President Donald Trump's efforts to dismantle the United States Agency for International Development, or USAID, have brought the agency’s global pandemic response efforts into the spotlight.
That includes USAID’s role in funding research at China’s Wuhan Institute of Virology, or WIV, where the Central Intelligence Agency and others believe SARS‑CoV‑2, a strain of coronavirus that causes COVID-19, “most likely originated."
Beijing, which has both maintained that SARS‑CoV‑2 arose naturally while also spreading conspiracy theories that a U.S. army lab was the actual source of the pandemic, continues to deflect from criticism the virus may have originated in a Chinese laboratory.
On Feb. 12, China’s Foreign Ministry spokesperson, Guo Jiakun, was asked about U.S. media reports that USAID had funded gain-of-function studies at the WIV.
Guo denied China had conducted such research.
“China has also made it clear more than once that the Wuhan Institute of Virology has never engaged in gain-of-function studies of coronavirus.
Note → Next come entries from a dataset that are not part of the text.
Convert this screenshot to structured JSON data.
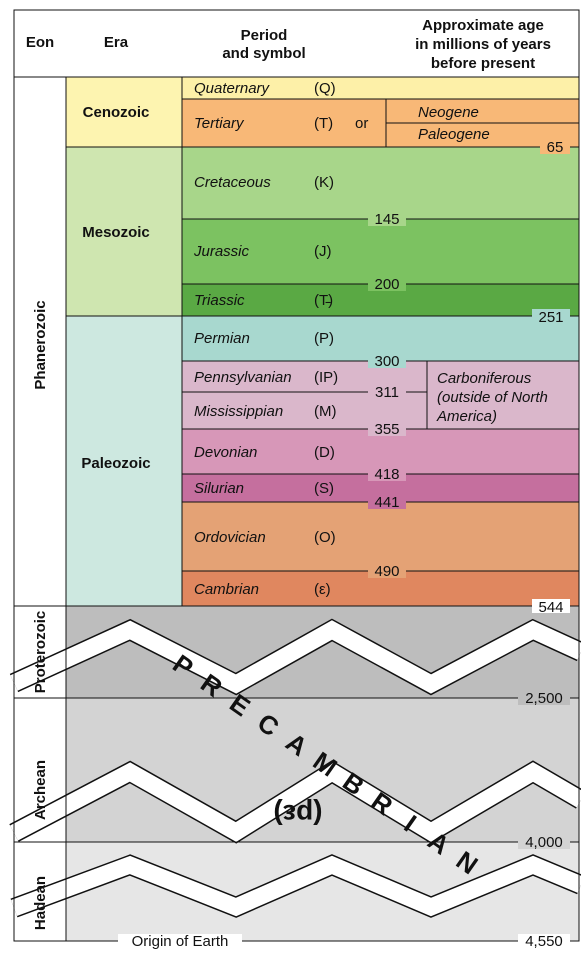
{
  "header": {
    "eon": "Eon",
    "era": "Era",
    "period_line1": "Period",
    "period_line2": "and symbol",
    "age_line1": "Approximate age",
    "age_line2": "in millions of years",
    "age_line3": "before present"
  },
  "eons": {
    "phanerozoic": "Phanerozoic",
    "proterozoic": "Proterozoic",
    "archean": "Archean",
    "hadean": "Hadean"
  },
  "eras": {
    "cenozoic": "Cenozoic",
    "mesozoic": "Mesozoic",
    "paleozoic": "Paleozoic"
  },
  "periods": {
    "quaternary": {
      "name": "Quaternary",
      "symbol": "(Q)"
    },
    "tertiary": {
      "name": "Tertiary",
      "symbol": "(T)",
      "or": "or"
    },
    "neogene": "Neogene",
    "paleogene": "Paleogene",
    "cretaceous": {
      "name": "Cretaceous",
      "symbol": "(K)"
    },
    "jurassic": {
      "name": "Jurassic",
      "symbol": "(J)"
    },
    "triassic": {
      "name": "Triassic",
      "symbol": "(T̵)"
    },
    "permian": {
      "name": "Permian",
      "symbol": "(P)"
    },
    "pennsylvanian": {
      "name": "Pennsylvanian",
      "symbol": "(IP)"
    },
    "mississippian": {
      "name": "Mississippian",
      "symbol": "(M)"
    },
    "carboniferous_line1": "Carboniferous",
    "carboniferous_line2": "(outside of North",
    "carboniferous_line3": "America)",
    "devonian": {
      "name": "Devonian",
      "symbol": "(D)"
    },
    "silurian": {
      "name": "Silurian",
      "symbol": "(S)"
    },
    "ordovician": {
      "name": "Ordovician",
      "symbol": "(O)"
    },
    "cambrian": {
      "name": "Cambrian",
      "symbol": "(ε)"
    }
  },
  "ages": {
    "a65": "65",
    "a145": "145",
    "a200": "200",
    "a251": "251",
    "a300": "300",
    "a311": "311",
    "a355": "355",
    "a418": "418",
    "a441": "441",
    "a490": "490",
    "a544": "544",
    "a2500": "2,500",
    "a4000": "4,000",
    "a4550": "4,550"
  },
  "precambrian": {
    "letters": [
      "P",
      "R",
      "E",
      "C",
      "A",
      "M",
      "B",
      "R",
      "I",
      "A",
      "N"
    ],
    "symbol": "(pε)"
  },
  "origin": "Origin of Earth",
  "colors": {
    "quaternary": "#fdf0a8",
    "tertiary": "#f8b877",
    "cenozoic": "#fdf4b0",
    "mesozoic_era": "#cfe6b0",
    "cretaceous": "#a8d68a",
    "jurassic": "#7cc261",
    "triassic": "#5aa944",
    "paleozoic_era": "#cde8e0",
    "permian": "#a8d8cf",
    "pennsylvanian": "#dab7cb",
    "devonian": "#d797b8",
    "silurian": "#c56f9e",
    "ordovician": "#e4a275",
    "cambrian": "#e0875f",
    "proterozoic": "#bdbdbd",
    "archean": "#d3d3d3",
    "hadean": "#e6e6e6"
  }
}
Never has it designed, made or leaked COVID-19. On the origins-tracing of the virus, China firmly opposes all forms of political manipulation.”
That is misleading.
Various investigative reports leave no question that scientists at the Wuhan Institute of Virology have manipulated coronaviruses. The issue is whether the types of manipulation being carried out at the Wuhan lab are considered gain-of-function under differing bureaucratic and scientific guidelines.
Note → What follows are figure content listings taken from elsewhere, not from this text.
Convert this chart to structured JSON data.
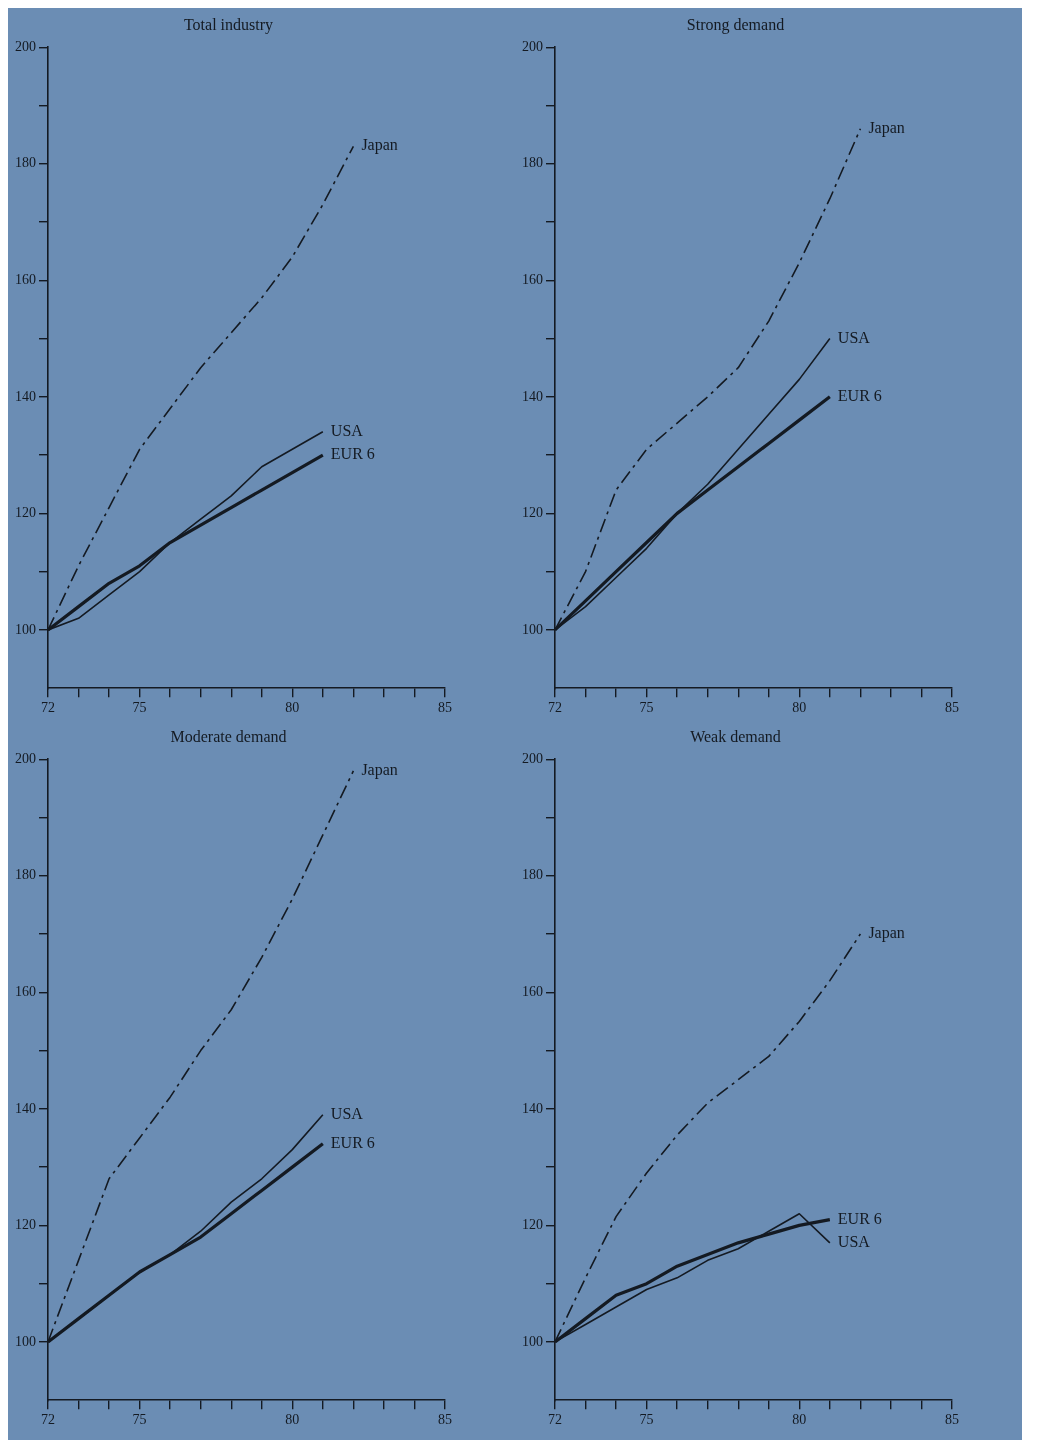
{
  "chart_data": [
    {
      "type": "line",
      "title": "Total industry",
      "x": [
        72,
        73,
        74,
        75,
        76,
        77,
        78,
        79,
        80,
        81,
        82
      ],
      "series": [
        {
          "name": "Japan",
          "color": "#141a22",
          "line_style": "dashed",
          "values": [
            100,
            111,
            121,
            131,
            138,
            145,
            151,
            157,
            164,
            173,
            183
          ]
        },
        {
          "name": "USA",
          "color": "#141a22",
          "line_style": "solid",
          "values": [
            100,
            102,
            106,
            110,
            115,
            119,
            123,
            128,
            131,
            134,
            null
          ]
        },
        {
          "name": "EUR 6",
          "color": "#141a22",
          "line_style": "solid",
          "values": [
            100,
            104,
            108,
            111,
            115,
            118,
            121,
            124,
            127,
            130,
            null
          ]
        }
      ],
      "xlim": [
        72,
        85
      ],
      "xticks": [
        72,
        {
          "value": 73,
          "label": null
        },
        {
          "value": 74,
          "label": null
        },
        75,
        {
          "value": 76,
          "label": null
        },
        {
          "value": 77,
          "label": null
        },
        {
          "value": 78,
          "label": null
        },
        {
          "value": 79,
          "label": null
        },
        80,
        {
          "value": 81,
          "label": null
        },
        {
          "value": 82,
          "label": null
        },
        {
          "value": 83,
          "label": null
        },
        {
          "value": 84,
          "label": null
        },
        85
      ],
      "ylim": [
        90,
        200
      ],
      "yticks": [
        100,
        {
          "value": 110,
          "label": null
        },
        120,
        {
          "value": 130,
          "label": null
        },
        140,
        {
          "value": 150,
          "label": null
        },
        160,
        {
          "value": 170,
          "label": null
        },
        180,
        {
          "value": 190,
          "label": null
        },
        200
      ],
      "grid": false,
      "legend": false,
      "marker": "none"
    },
    {
      "type": "line",
      "title": "Strong demand",
      "x": [
        72,
        73,
        74,
        75,
        76,
        77,
        78,
        79,
        80,
        81,
        82
      ],
      "series": [
        {
          "name": "Japan",
          "color": "#141a22",
          "line_style": "dashed",
          "values": [
            100,
            110,
            124,
            131,
            135.5,
            140,
            145,
            153,
            163,
            174,
            186
          ]
        },
        {
          "name": "USA",
          "color": "#141a22",
          "line_style": "solid",
          "values": [
            100,
            104,
            109,
            114,
            120,
            125,
            131,
            137,
            143,
            150,
            null
          ]
        },
        {
          "name": "EUR 6",
          "color": "#141a22",
          "line_style": "solid",
          "values": [
            100,
            105,
            110,
            115,
            120,
            124,
            128,
            132,
            136,
            140,
            null
          ]
        }
      ],
      "xlim": [
        72,
        85
      ],
      "xticks": [
        72,
        {
          "value": 73,
          "label": null
        },
        {
          "value": 74,
          "label": null
        },
        75,
        {
          "value": 76,
          "label": null
        },
        {
          "value": 77,
          "label": null
        },
        {
          "value": 78,
          "label": null
        },
        {
          "value": 79,
          "label": null
        },
        80,
        {
          "value": 81,
          "label": null
        },
        {
          "value": 82,
          "label": null
        },
        {
          "value": 83,
          "label": null
        },
        {
          "value": 84,
          "label": null
        },
        85
      ],
      "ylim": [
        90,
        200
      ],
      "yticks": [
        100,
        {
          "value": 110,
          "label": null
        },
        120,
        {
          "value": 130,
          "label": null
        },
        140,
        {
          "value": 150,
          "label": null
        },
        160,
        {
          "value": 170,
          "label": null
        },
        180,
        {
          "value": 190,
          "label": null
        },
        200
      ],
      "grid": false,
      "legend": false,
      "marker": "none"
    },
    {
      "type": "line",
      "title": "Moderate demand",
      "x": [
        72,
        73,
        74,
        75,
        76,
        77,
        78,
        79,
        80,
        81,
        82
      ],
      "series": [
        {
          "name": "Japan",
          "color": "#141a22",
          "line_style": "dashed",
          "values": [
            100,
            114,
            128,
            135,
            142,
            150,
            157,
            166,
            176,
            187,
            198
          ]
        },
        {
          "name": "USA",
          "color": "#141a22",
          "line_style": "solid",
          "values": [
            100,
            104,
            108,
            112,
            115,
            119,
            124,
            128,
            133,
            139,
            null
          ]
        },
        {
          "name": "EUR 6",
          "color": "#141a22",
          "line_style": "solid",
          "values": [
            100,
            104,
            108,
            112,
            115,
            118,
            122,
            126,
            130,
            134,
            null
          ]
        }
      ],
      "xlim": [
        72,
        85
      ],
      "xticks": [
        72,
        {
          "value": 73,
          "label": null
        },
        {
          "value": 74,
          "label": null
        },
        75,
        {
          "value": 76,
          "label": null
        },
        {
          "value": 77,
          "label": null
        },
        {
          "value": 78,
          "label": null
        },
        {
          "value": 79,
          "label": null
        },
        80,
        {
          "value": 81,
          "label": null
        },
        {
          "value": 82,
          "label": null
        },
        {
          "value": 83,
          "label": null
        },
        {
          "value": 84,
          "label": null
        },
        85
      ],
      "ylim": [
        90,
        200
      ],
      "yticks": [
        100,
        {
          "value": 110,
          "label": null
        },
        120,
        {
          "value": 130,
          "label": null
        },
        140,
        {
          "value": 150,
          "label": null
        },
        160,
        {
          "value": 170,
          "label": null
        },
        180,
        {
          "value": 190,
          "label": null
        },
        200
      ],
      "grid": false,
      "legend": false,
      "marker": "none"
    },
    {
      "type": "line",
      "title": "Weak demand",
      "x": [
        72,
        73,
        74,
        75,
        76,
        77,
        78,
        79,
        80,
        81,
        82
      ],
      "series": [
        {
          "name": "Japan",
          "color": "#141a22",
          "line_style": "dashed",
          "values": [
            100,
            111,
            121.5,
            129,
            135.5,
            141,
            145,
            149,
            155,
            162,
            170
          ]
        },
        {
          "name": "USA",
          "color": "#141a22",
          "line_style": "solid",
          "values": [
            100,
            103,
            106,
            109,
            111,
            114,
            116,
            119,
            122,
            117,
            null
          ]
        },
        {
          "name": "EUR 6",
          "color": "#141a22",
          "line_style": "solid",
          "values": [
            100,
            104,
            108,
            110,
            113,
            115,
            117,
            118.5,
            120,
            121,
            null
          ]
        }
      ],
      "xlim": [
        72,
        85
      ],
      "xticks": [
        72,
        {
          "value": 73,
          "label": null
        },
        {
          "value": 74,
          "label": null
        },
        75,
        {
          "value": 76,
          "label": null
        },
        {
          "value": 77,
          "label": null
        },
        {
          "value": 78,
          "label": null
        },
        {
          "value": 79,
          "label": null
        },
        80,
        {
          "value": 81,
          "label": null
        },
        {
          "value": 82,
          "label": null
        },
        {
          "value": 83,
          "label": null
        },
        {
          "value": 84,
          "label": null
        },
        85
      ],
      "ylim": [
        90,
        200
      ],
      "yticks": [
        100,
        {
          "value": 110,
          "label": null
        },
        120,
        {
          "value": 130,
          "label": null
        },
        140,
        {
          "value": 150,
          "label": null
        },
        160,
        {
          "value": 170,
          "label": null
        },
        180,
        {
          "value": 190,
          "label": null
        },
        200
      ],
      "grid": false,
      "legend": false,
      "marker": "none"
    }
  ]
}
Changes or enhancements of viruses that scientists consider gain of function include altering viral pathogenesis (how a disease develops in its host); host range (the types of hosts that a microorganism can infect); transmissibility (a pathogen's capacity to pass from one organism to another); and virulence (a virus’ ability to cause damage to a host).
The U.S. National Institutes of Health, or NIH, gave $3.7 million to USAID-funded EcoHealth Alliance for research centered on “understanding the risk of bat coronavirus emergence.”
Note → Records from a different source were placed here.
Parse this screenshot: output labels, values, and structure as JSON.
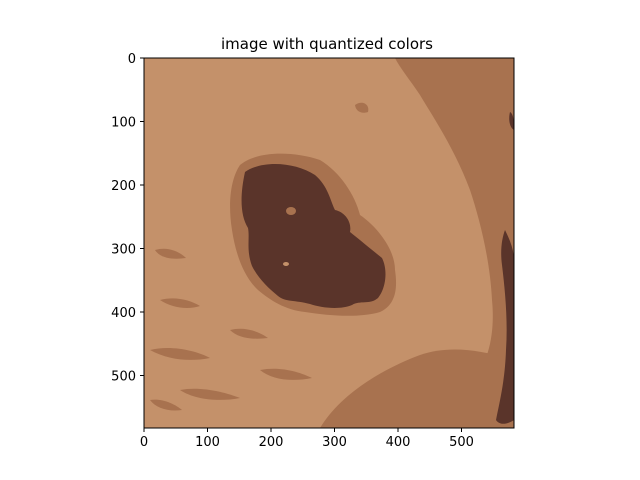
{
  "title": "image with quantized colors",
  "image": {
    "width": 583,
    "height": 583,
    "palette": {
      "light_skin": "#c4916a",
      "medium_skin": "#a8724f",
      "dark_lesion": "#5a342a"
    },
    "x_ticks": [
      "0",
      "100",
      "200",
      "300",
      "400",
      "500"
    ],
    "y_ticks": [
      "0",
      "100",
      "200",
      "300",
      "400",
      "500"
    ]
  }
}
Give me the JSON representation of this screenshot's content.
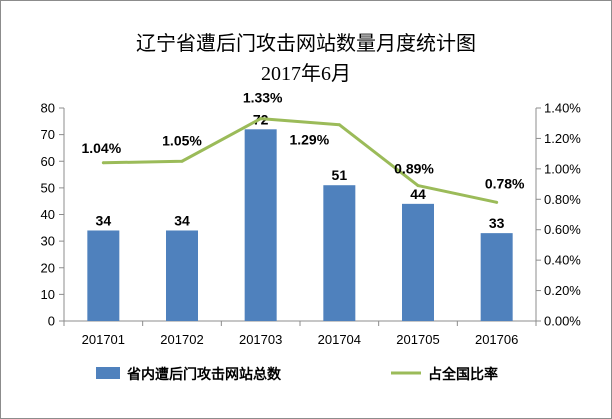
{
  "chart_data": {
    "type": "bar+line",
    "title": "辽宁省遭后门攻击网站数量月度统计图",
    "subtitle": "2017年6月",
    "categories": [
      "201701",
      "201702",
      "201703",
      "201704",
      "201705",
      "201706"
    ],
    "series": [
      {
        "name": "省内遭后门攻击网站总数",
        "type": "bar",
        "axis": "left",
        "values": [
          34,
          34,
          72,
          51,
          44,
          33
        ],
        "labels": [
          "34",
          "34",
          "72",
          "51",
          "44",
          "33"
        ],
        "color": "#4f81bd"
      },
      {
        "name": "占全国比率",
        "type": "line",
        "axis": "right",
        "values": [
          1.04,
          1.05,
          1.33,
          1.29,
          0.89,
          0.78
        ],
        "labels": [
          "1.04%",
          "1.05%",
          "1.33%",
          "1.29%",
          "0.89%",
          "0.78%"
        ],
        "color": "#9bbb59"
      }
    ],
    "y_left": {
      "min": 0,
      "max": 80,
      "ticks": [
        "0",
        "10",
        "20",
        "30",
        "40",
        "50",
        "60",
        "70",
        "80"
      ]
    },
    "y_right": {
      "min": 0,
      "max": 1.4,
      "ticks": [
        "0.00%",
        "0.20%",
        "0.40%",
        "0.60%",
        "0.80%",
        "1.00%",
        "1.20%",
        "1.40%"
      ]
    },
    "grid": false,
    "legend": "bottom"
  }
}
EcoHealth Alliance is a U.S.-based organization “that conducts research and outreach programs on global health, conservation and international development.”
EcoHealth Alliance used $600,000 of that funding to research coronaviruses at the WIV, which had “isolated some 300 bat coronavirus sequences,” according to a 2017 article in the journal Nature.
In 2021, the National Institute of Allergy and Infectious Diseases, or NIAID, told VOA in a written comment that none of the studies it “supported indirectly” at the WIV “under a sub-award from EcoHealth Alliance” constituted gain-of-function research, as those studies were not designed to manipulate viruses to increase their transmissibility or ability to cause disease.
But NIAID said that the grant it provided EcoHealth Alliance funded research that entailed creating chimeric (human-made) viruses.
That research, NIAID said, involved researchers “placing a small portion of newly identified, evolutionarily distant, bat coronaviruses into another well characterized bat coronavirus that has never been demonstrated to infect humans called WIV1.”
A 2017 study by WIV scientists, titled, “Discovery of a rich gene pool of bat SARS-related coronaviruses provides new insights into the origin of SARS coronavirus,” noted the use of “chimeric" or human-made viruses in studying how two SARS-CoV viruses were able to infect and replicate in human cells.
Another 2015 study, where research was primarily conducted at the WIV, said, “We generated and characterized a chimeric virus expressing the spike of bat coronavirus SHC014 in a mouse-adapted SARS-CoV backbone.”
The former president of EcoHealth Alliance, Peter Daszak, also described his colleagues conducting research of this nature in China.
“Then when you get a sequence of a virus, and it looks like a relative of a known nasty pathogen, just like we did with SARS, we found other coronaviruses in bats, a whole host of them, some of them looked very similar to SARS. So we [genetically] sequenced the spike protein — the protein that attaches to cells,” Daszak said in February 2016.
Daszak continued: “Then we, well I didn’t do this work, but my colleagues in China did the work, you create pseudo particles, you insert the spike proteins from those viruses, see if they bind to human cells. At each step of this you move closer and closer to this virus - could really become pathogenic in people. So you narrow down the field, you reduce the cost, and you end up with small number of viruses that really do it like killers.”
Dr. Richard Ebright, a professor of chemistry and chemical biology at Rutgers University and biosafety expert, told the National Review in May 2021 such studies “epitomize” gain-of-function research.
Daszak was also a member of the World Health Organization’s fact-finding mission to Wuhan in January and February 2021. He was instrumental in leading efforts to paint the lab-leak hypothesis as a conspiracy theory.
On Jan. 17, the Department of Health and Human Services, or HHS, cut off funding and formally debarred EcoHealth Alliance and Daszak for five years over their involvement in virus research in Wuhan.
According to the House of Representatives’ Committee on Oversight and Government Reform, the HHS found that EcoHealth and Daszak “facilitated gain-of-function research in Wuhan, China without proper oversight and willingly violated multiple requirements of its multimillion-dollar National Institutes of Health (NIH) grant.”